Говорят, волки загрызают своих больных товарищей. Не дай Бог оказаться таким больным волком…
* * *
И правда, идти, думая, было много легче. Костя и не заметил, как дошел до самой Невы. Этак он быстро обернется. Сегодня на ужин, говорили, дадут белковый суп из дрожжей. Он вернется и поужинает. Ему обещали оставить «расход»…
Какая-то старушка с судками в кошелке остановилась на видном месте и что-то разглядывала на ярко-розовом небе. Типичная блокадная старушка, обмотанная множеством платков, худенькая, как сучок, но не умирающая, а живая. Такая, вполне возможно, и выживет — это он сразу отметил привычным глазом. Во-первых, дистрофия «сухая», без отеков — это всегда лучше. А главное — глаза — темные, блестящие, живые.
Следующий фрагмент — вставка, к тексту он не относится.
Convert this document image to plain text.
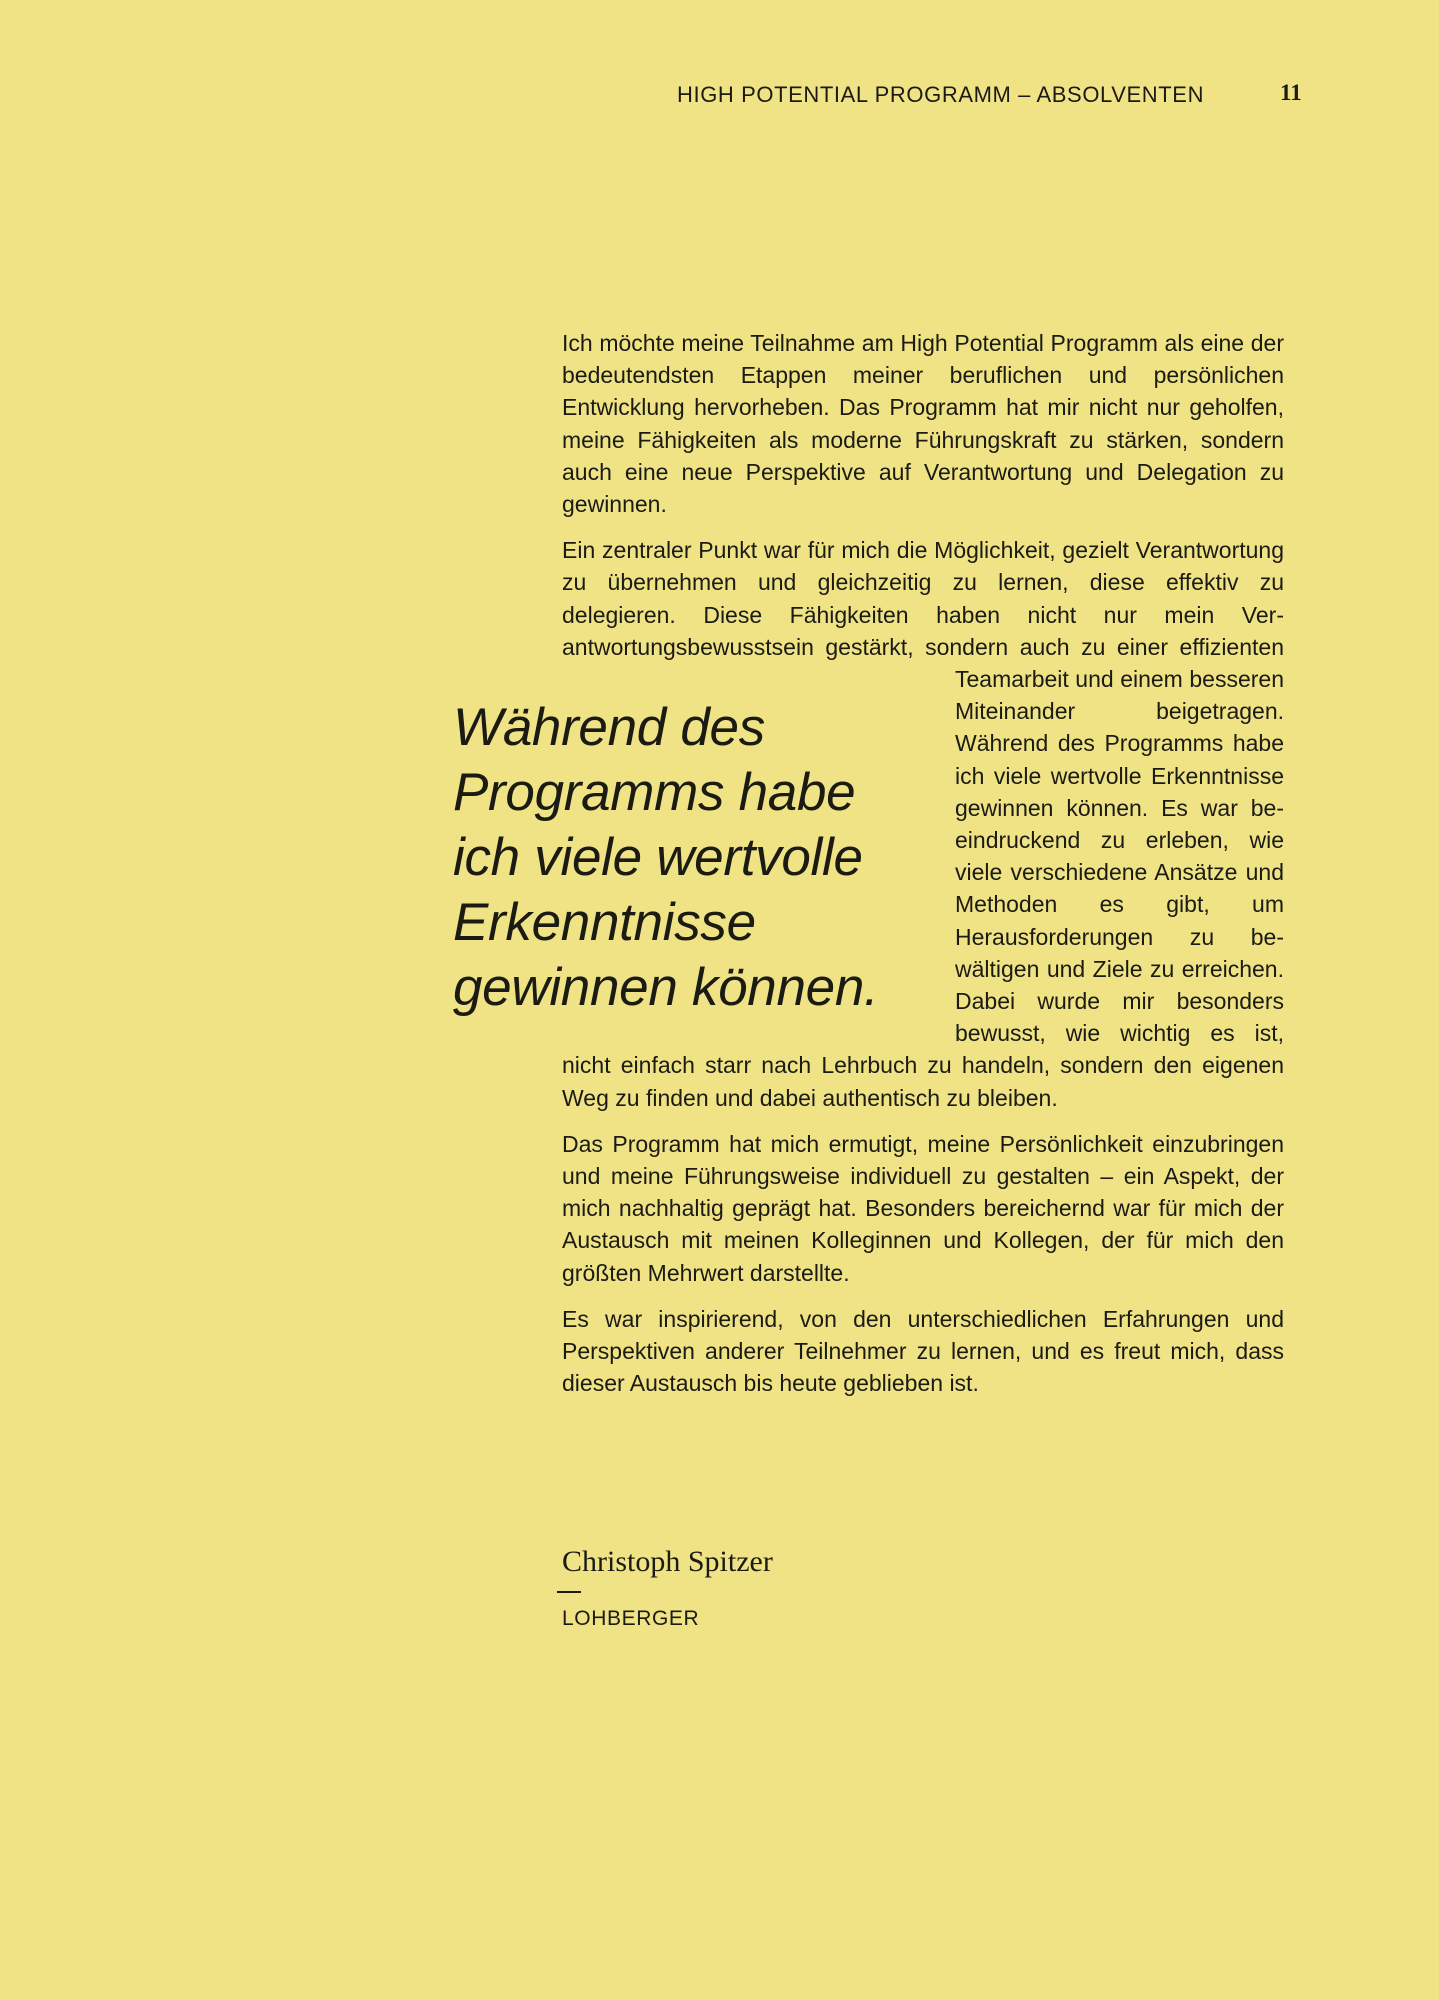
HIGH POTENTIAL PROGRAMM – ABSOLVENTEN	11

Ich möchte meine Teilnahme am High Potential Programm als eine der bedeutendsten Etappen meiner beruflichen und persönlichen Entwicklung hervorheben. Das Programm hat mir nicht nur geholfen, meine Fähigkeiten als moderne Führungskraft zu stärken, sondern auch eine neue Perspektive auf Verantwortung und Delegation zu gewinnen.

Ein zentraler Punkt war für mich die Möglichkeit, gezielt Verantwortung zu übernehmen und gleichzeitig zu lernen, diese effektiv zu delegieren. Diese Fähigkeiten haben nicht nur mein Verantwortungsbewusstsein gestärkt, sondern auch zu einer effizienten Teamarbeit und einem besseren Miteinander beigetragen. Während des Programms habe ich viele wertvolle Erkenntnisse gewinnen können. Es war beeindruckend zu erleben, wie viele verschiedene Ansätze und Methoden es gibt, um Herausforderungen zu bewältigen und Ziele zu erreichen. Dabei wurde mir besonders bewusst, wie wichtig es ist, nicht einfach starr nach Lehrbuch zu handeln, sondern den eigenen Weg zu finden und dabei authentisch zu bleiben.

Das Programm hat mich ermutigt, meine Persönlichkeit einzubringen und meine Führungsweise individuell zu gestalten – ein Aspekt, der mich nachhaltig geprägt hat. Besonders bereichernd war für mich der Austausch mit meinen Kolleginnen und Kollegen, der für mich den größten Mehrwert darstellte.

Es war inspirierend, von den unterschiedlichen Erfahrungen und Perspektiven anderer Teilnehmer zu lernen, und es freut mich, dass dieser Austausch bis heute geblieben ist.

Während des Programms habe ich viele wertvolle Erkenntnisse gewinnen können.
Christoph Spitzer
LOHBERGER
Этими темными, живыми, молодыми даже, глазами старушка пристально смотрела в розовое, светлое небо.
Рядом с ней остановилась другая женщина, много помоложе, даже, пожалуй, молодая, но очень уж грязная. Даже не очень худая. Может быть, продавщица в хлебном магазине? Такие не худеют…
— Ты чего смотришь-то? — спросила она старушку.